Эварист прошел прямо к гробу отца; там он застал мать. Вся в слезах, склонившись над молитвенником на низеньком пюпитре, она на коленях читала молитву с той тихой печалью истинной христианки, с тем достоинством глубокого горя, какие даются лишь глубокой верой.
Увидев сына, она встала.
Эварист с изумлением отметил ее сверхчеловеческое спокойствие и присутствие духа; она уже полностью овладела своим горем.
— Дитя мое, — говорила мать, выходя с ним из комнаты, — ты не услышал его последнего благословения, не успел, но он благословил тебя отсутствующего. Да охранит тебя отцовское слово от зла, да будет оно тебе в жизни щитом. О, какой прекрасной смертью он умер, какой благословенной! За всю жизнь награда… Теперь, дитя мое, — добавила она, — ты тут хозяин…

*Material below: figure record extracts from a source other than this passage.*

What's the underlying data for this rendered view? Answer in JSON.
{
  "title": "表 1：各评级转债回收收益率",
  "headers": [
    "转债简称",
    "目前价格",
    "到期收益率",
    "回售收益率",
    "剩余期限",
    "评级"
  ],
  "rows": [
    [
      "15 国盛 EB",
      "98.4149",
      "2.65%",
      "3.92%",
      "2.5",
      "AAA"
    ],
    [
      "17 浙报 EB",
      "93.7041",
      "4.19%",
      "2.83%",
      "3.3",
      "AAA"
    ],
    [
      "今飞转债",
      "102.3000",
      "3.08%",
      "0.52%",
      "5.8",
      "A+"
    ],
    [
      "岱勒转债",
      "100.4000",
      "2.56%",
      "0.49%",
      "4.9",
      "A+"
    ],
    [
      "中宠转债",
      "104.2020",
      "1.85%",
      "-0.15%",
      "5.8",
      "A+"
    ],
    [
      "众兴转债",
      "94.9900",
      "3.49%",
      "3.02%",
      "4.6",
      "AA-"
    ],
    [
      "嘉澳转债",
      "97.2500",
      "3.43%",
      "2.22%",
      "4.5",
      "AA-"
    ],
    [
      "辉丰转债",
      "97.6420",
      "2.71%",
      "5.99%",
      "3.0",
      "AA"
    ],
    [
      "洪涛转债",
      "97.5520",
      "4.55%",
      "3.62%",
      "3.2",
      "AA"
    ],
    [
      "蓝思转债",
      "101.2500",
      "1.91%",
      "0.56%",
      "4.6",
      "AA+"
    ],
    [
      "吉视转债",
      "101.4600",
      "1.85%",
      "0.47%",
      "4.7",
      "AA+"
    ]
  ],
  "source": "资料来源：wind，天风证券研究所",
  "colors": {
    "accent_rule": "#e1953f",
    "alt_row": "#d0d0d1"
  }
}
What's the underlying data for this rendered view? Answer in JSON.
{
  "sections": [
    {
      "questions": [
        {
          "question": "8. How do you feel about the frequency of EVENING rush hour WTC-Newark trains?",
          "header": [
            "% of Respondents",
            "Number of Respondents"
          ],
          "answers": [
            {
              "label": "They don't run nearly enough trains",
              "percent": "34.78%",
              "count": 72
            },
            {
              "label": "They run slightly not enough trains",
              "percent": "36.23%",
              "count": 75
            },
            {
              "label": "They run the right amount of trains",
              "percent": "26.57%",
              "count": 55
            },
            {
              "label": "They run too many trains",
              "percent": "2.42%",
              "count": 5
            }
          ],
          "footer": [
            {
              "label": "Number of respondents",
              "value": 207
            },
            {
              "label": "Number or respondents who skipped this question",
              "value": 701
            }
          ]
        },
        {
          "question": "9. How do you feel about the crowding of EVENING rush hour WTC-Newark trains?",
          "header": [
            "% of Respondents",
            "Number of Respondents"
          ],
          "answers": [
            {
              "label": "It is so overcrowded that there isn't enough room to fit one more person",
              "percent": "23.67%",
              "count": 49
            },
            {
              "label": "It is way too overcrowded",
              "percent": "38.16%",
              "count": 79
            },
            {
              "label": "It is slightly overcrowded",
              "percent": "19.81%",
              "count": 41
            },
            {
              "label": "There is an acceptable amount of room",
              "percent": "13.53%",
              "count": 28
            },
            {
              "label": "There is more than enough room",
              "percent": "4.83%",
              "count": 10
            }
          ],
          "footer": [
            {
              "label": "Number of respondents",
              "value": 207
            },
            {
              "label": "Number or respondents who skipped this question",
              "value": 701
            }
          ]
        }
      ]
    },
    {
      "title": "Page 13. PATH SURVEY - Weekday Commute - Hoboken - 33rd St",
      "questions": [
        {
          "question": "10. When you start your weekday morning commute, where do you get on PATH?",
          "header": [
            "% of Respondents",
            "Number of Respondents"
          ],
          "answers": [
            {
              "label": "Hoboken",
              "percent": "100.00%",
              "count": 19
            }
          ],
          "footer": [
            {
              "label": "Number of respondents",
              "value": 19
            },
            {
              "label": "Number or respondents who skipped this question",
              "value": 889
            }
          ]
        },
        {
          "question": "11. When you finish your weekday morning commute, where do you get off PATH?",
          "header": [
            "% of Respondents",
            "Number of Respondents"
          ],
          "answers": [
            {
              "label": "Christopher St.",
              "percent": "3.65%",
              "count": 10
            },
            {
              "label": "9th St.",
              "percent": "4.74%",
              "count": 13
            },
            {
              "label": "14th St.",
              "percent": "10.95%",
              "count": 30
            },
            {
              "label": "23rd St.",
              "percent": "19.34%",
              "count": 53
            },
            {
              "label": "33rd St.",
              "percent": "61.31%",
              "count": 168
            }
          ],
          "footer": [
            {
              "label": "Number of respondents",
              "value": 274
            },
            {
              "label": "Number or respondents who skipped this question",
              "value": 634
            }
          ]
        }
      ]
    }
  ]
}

— Нет, мама, милая, не я, не я! — прервал ее Эварист, — упаси меня бог даже думать об этом, единственная хозяйка — это ты.
И, растроганный, он припал к ее коленям.
На следующий день были назначены вынос и погребение тела; благодаря распоряжениям хорунжего все было так облегчено, что никому этот торжественный акт не доставил ни малейших хлопот. Только жена его, взяв это на свою ответственность, всеми силами старалась, чтобы похороны были пышнее, чем хотел этого покойный.
Во время похоронной речи ксендз Затока, приятель хорунжего, перечисляя его достоинства, сам разрыдался, как дитя, и, хотя никогда не отличался красноречием, у всех вызвал слезы.
Пани Эльжбета, которая следовала за похоронным шествием, поддерживаемая с обеих сторон сыном и Мадзей, мужественно выстояла до конца и вернулась в Замилов, с тем же мужеством в сердце готовясь принять свою новую сиротскую долю.
Эварист тоже остался на время в Замилове, чтобы служить ей помощью и утешением.
Матери, которая по старинке не придавала особого значения наукам и куда больше ценила практическую, деятельную жизнь, хотелось совсем отвадить сына от киевских университетов и осадить его в деревне. Сама она намеревалась жить при нем, пока он не женится, а потом, когда можно будет о нем не беспокоиться, поселиться на другом фольварке и дожидаться конца; она уже начинала по нем тосковать.
Отсутствие старого хорунжего в этом доме, которому он служил незримой опорой и который так внезапно лишился его, ощущалось на каждом шагу, о нем вспоминали ежеминутно, и однако все было оставлено в таком заранее продуманном порядке, что, казалось, бразды правления по-по-прежнему находились в его руках.
Только и слышно было:
— Так хотел покойный пан… Так пан Элиаш распорядился…
Когда в доме немного успокоились после похорон и все вошло в привычную колею, Мадзя — только тогда, — осмелилась спросить у Эвариста про сестру. И, спрашивая, краснела от смущения, как будто в ее естественном любопытстве было что-то постыдное.